The core of the issue is whether the shooting is mala-fide and whether the Constable acted in the right of Private Defence. Under section 90 of the Penal Code every person has the right, subject to the restrictions contained in section 92, to defend firstly, his own body, and the body of any other person against any offence affecting the human body.

Secondly- the property, whether movable or immovable of himself or of any other person, against any act which is an offence falling under the definition of theft, robbery, mischief, or criminal trespass or which is an attempt to commit theft, robbery, mischief or criminal trespass.

However Section 92 of the Penal Code states (1) that there is no right of private defence against an act which does not reasonably cause the apprehension of death or of grievous hurt, if done or attempted to be done by a public servant acting in good faith under colour of his office, though that act may not be strictly justifiable by law. (2) There is no right of private defence against an act which does not reasonably cause the apprehension of death or of grievous hurt, if done or attempted to be done by the direction of a public servant acting in good faith under colour of his office, though that direction may not be strictly justifiable by law. (3) There is no right of private defence in cases in which there is time to have recourse to the protection of the public authorities. (4) The right of private defence in no case extends to the inflicting of more harm than it is necessary for the purpose of defence.

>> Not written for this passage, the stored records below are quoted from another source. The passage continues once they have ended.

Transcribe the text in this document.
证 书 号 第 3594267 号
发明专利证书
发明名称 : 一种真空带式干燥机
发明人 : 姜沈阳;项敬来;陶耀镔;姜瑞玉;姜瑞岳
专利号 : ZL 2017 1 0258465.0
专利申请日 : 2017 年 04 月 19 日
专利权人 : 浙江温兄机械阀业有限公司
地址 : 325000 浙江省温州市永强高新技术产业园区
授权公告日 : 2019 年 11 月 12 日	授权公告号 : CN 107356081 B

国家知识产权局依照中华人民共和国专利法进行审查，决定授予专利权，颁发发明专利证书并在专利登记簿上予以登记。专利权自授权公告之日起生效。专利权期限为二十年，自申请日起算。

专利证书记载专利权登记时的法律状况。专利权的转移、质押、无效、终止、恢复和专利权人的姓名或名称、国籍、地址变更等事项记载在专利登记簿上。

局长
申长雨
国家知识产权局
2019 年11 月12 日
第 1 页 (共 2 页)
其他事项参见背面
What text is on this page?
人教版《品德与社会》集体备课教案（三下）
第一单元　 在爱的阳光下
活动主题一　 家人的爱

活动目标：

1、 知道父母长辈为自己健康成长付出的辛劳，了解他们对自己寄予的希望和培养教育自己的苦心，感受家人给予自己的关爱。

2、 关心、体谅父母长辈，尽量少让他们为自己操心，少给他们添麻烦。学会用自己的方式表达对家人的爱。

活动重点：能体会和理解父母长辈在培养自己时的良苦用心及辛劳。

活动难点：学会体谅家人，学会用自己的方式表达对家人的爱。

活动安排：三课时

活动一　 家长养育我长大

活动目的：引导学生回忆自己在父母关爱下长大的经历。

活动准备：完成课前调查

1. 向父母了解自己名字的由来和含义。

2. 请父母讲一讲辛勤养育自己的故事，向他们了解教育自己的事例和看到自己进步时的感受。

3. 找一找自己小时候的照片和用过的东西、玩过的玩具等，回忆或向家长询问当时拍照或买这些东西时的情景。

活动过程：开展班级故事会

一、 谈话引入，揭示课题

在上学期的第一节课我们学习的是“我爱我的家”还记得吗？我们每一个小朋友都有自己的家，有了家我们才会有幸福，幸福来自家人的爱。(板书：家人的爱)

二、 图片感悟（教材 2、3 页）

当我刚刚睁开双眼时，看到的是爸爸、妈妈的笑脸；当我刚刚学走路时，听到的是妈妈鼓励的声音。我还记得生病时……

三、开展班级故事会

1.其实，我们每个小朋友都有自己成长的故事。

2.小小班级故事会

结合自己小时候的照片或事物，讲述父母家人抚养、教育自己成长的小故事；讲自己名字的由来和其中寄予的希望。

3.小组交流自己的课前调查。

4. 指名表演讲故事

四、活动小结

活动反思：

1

The issue to be probed is whether there was an imminent danger to the life of the Reserve Police Constable who opened fire at a moving vehicle. It all happened when the policeman found a lorry being parked in a street corner obstructing the flow of traffic. He ordered the driver to move it elsewhere, but found the same lorry being parked elsewhere in a similar manner obstructing traffic. The Policeman then approached the driver and demanded his driving licence.

The driver at this stage had argued with the policeman and wanted to know why he wants his licence. Well what happened thereafter is anybody's guess due to absence of independent evidence.

In the meantime the driver fled leaving the policeman behind who demanded his driving licence. The policeman's bullet which had entered through the rear of the lorry had struck the drivers sister-in-law who was seated along with another person in the front seat, Police said.